The company, which had a 2Mbytes line, increased its line capacity to 10Mbytes and moved its servers to a hosting centre in Northern Italy, but the hackers responded by stepping up the intensity of their attacks.

At its peak, the hackers bombarded the company with messages from 7,000 computers, bringing down both the company’s systems and its internet service provider.

“At one point we managed to set up firewall filters, so only the agencies that work with us were allowed on our website. Then the unthinkable happened. The providers in Albania changed their DNS numbers, which meant the firewalls had to be reprogrammed, which took another week,” said Elmasllari.

The airline finally shifted its servers to a London hosting firm, VistaLogic, which agreed to install specialist technology to protect the servers from the attacks. The technology, supplied by Webscreen, is able to distinguish between normal customer behaviour and an attack.

“After we started protecting them, the hacker started using different strategies. He has tried every single strategy possible, ranging from bot nets, synflooding, rests, and malformed packets,” said Mustafa Ozkececigil, chief executive of the hosting firm.. “The worst attack we have had is 200Mbytes a second.
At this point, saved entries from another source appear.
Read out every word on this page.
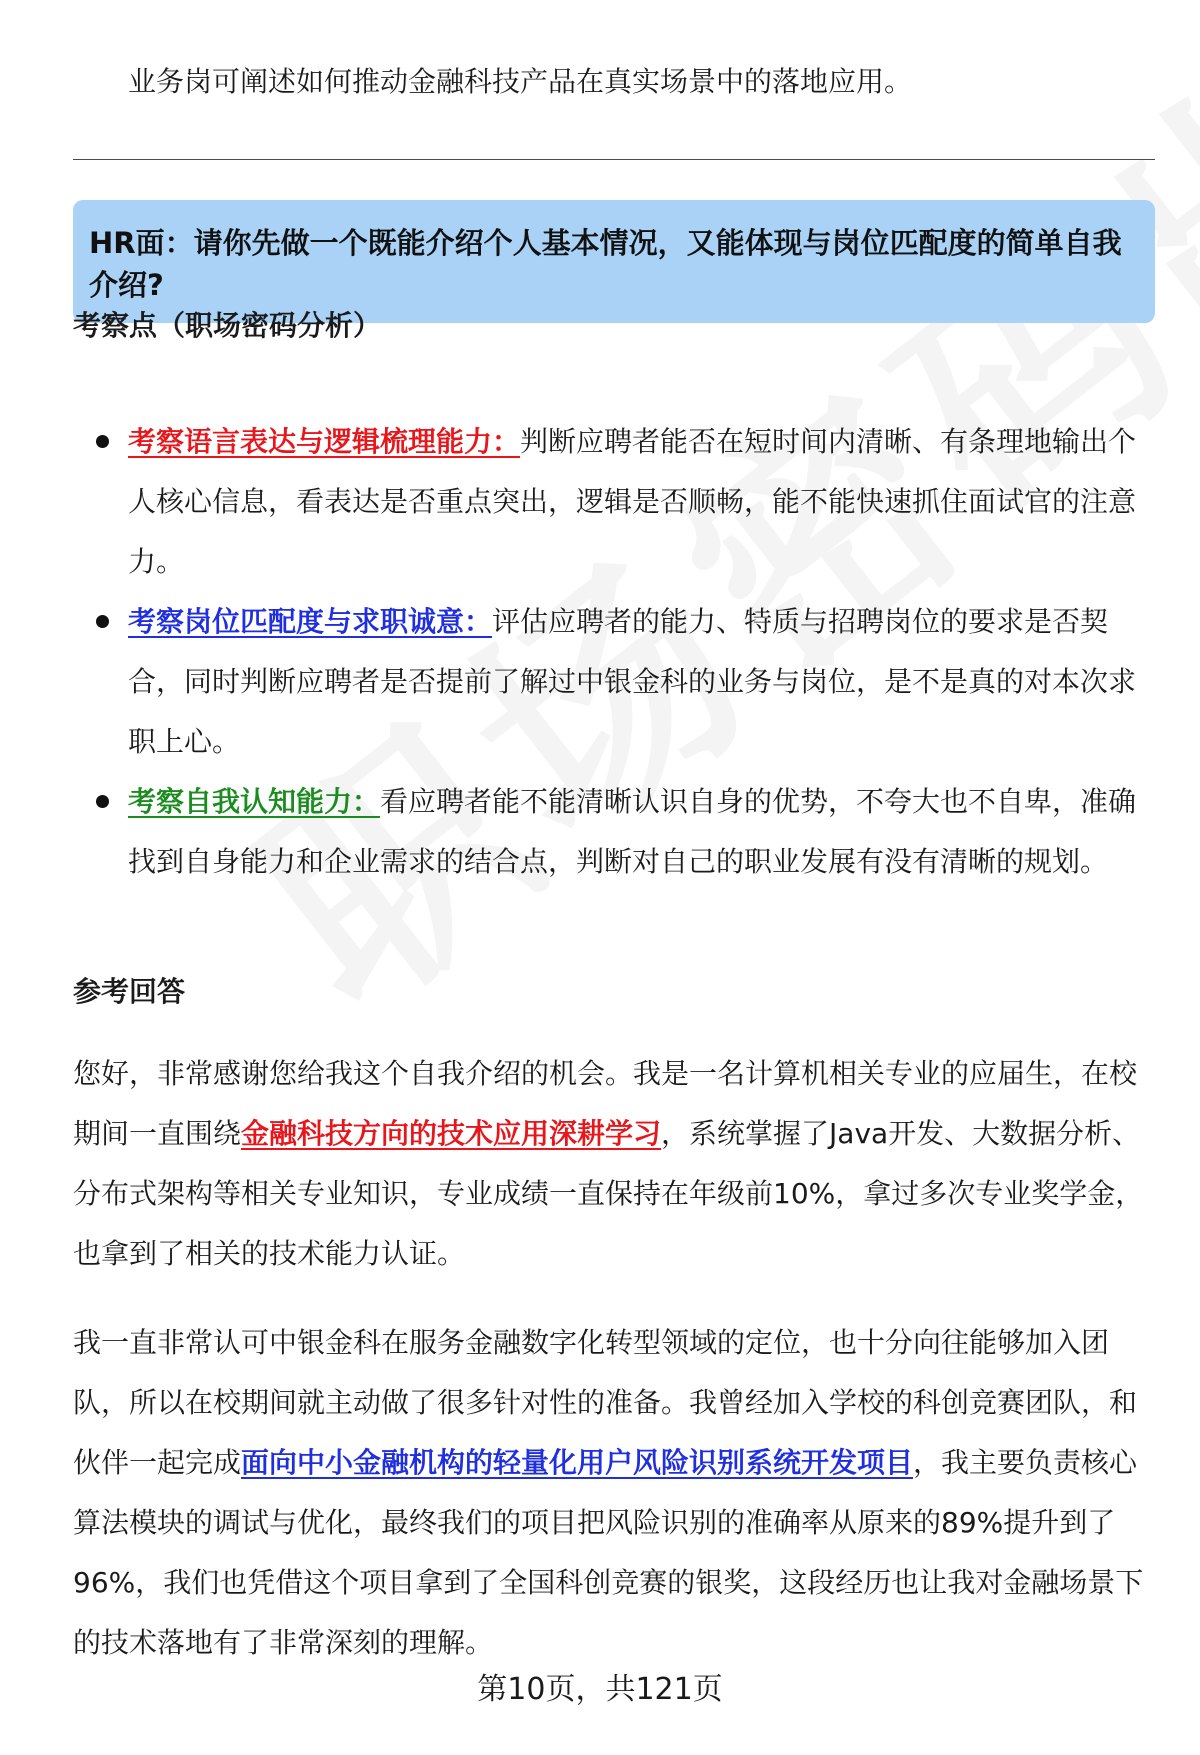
业务岗可阐述如何推动金融科技产品在真实场景中的落地应用。

HR面：请你先做一个既能介绍个人基本情况，又能体现与岗位匹配度的简单自我介绍?

考察点（职场密码分析）

考察语言表达与逻辑梳理能力：判断应聘者能否在短时间内清晰、有条理地输出个人核心信息，看表达是否重点突出，逻辑是否顺畅，能不能快速抓住面试官的注意力。

考察岗位匹配度与求职诚意：评估应聘者的能力、特质与招聘岗位的要求是否契合，同时判断应聘者是否提前了解过中银金科的业务与岗位，是不是真的对本次求职上心。

考察自我认知能力：看应聘者能不能清晰认识自身的优势，不夸大也不自卑，准确找到自身能力和企业需求的结合点，判断对自己的职业发展有没有清晰的规划。

参考回答

您好，非常感谢您给我这个自我介绍的机会。我是一名计算机相关专业的应届生，在校期间一直围绕金融科技方向的技术应用深耕学习，系统掌握了Java开发、大数据分析、分布式架构等相关专业知识，专业成绩一直保持在年级前10%，拿过多次专业奖学金，也拿到了相关的技术能力认证。

我一直非常认可中银金科在服务金融数字化转型领域的定位，也十分向往能够加入团队，所以在校期间就主动做了很多针对性的准备。我曾经加入学校的科创竞赛团队，和伙伴一起完成面向中小金融机构的轻量化用户风险识别系统开发项目，我主要负责核心算法模块的调试与优化，最终我们的项目把风险识别的准确率从原来的89%提升到了96%，我们也凭借这个项目拿到了全国科创竞赛的银奖，这段经历也让我对金融场景下的技术落地有了非常深刻的理解。

第10页，共121页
That is a substantial amount of traffic.”

Andy Beard, advisory services director at Pricewaterhouse Coopers, said it was rare for companies that have been hit by denial of service attacks to talk about their experience.

"While the defences have got better, the determined attackers are getting better. The sheer number of potentially compromised machines [which can be used to launch an attack] is huge,” he said.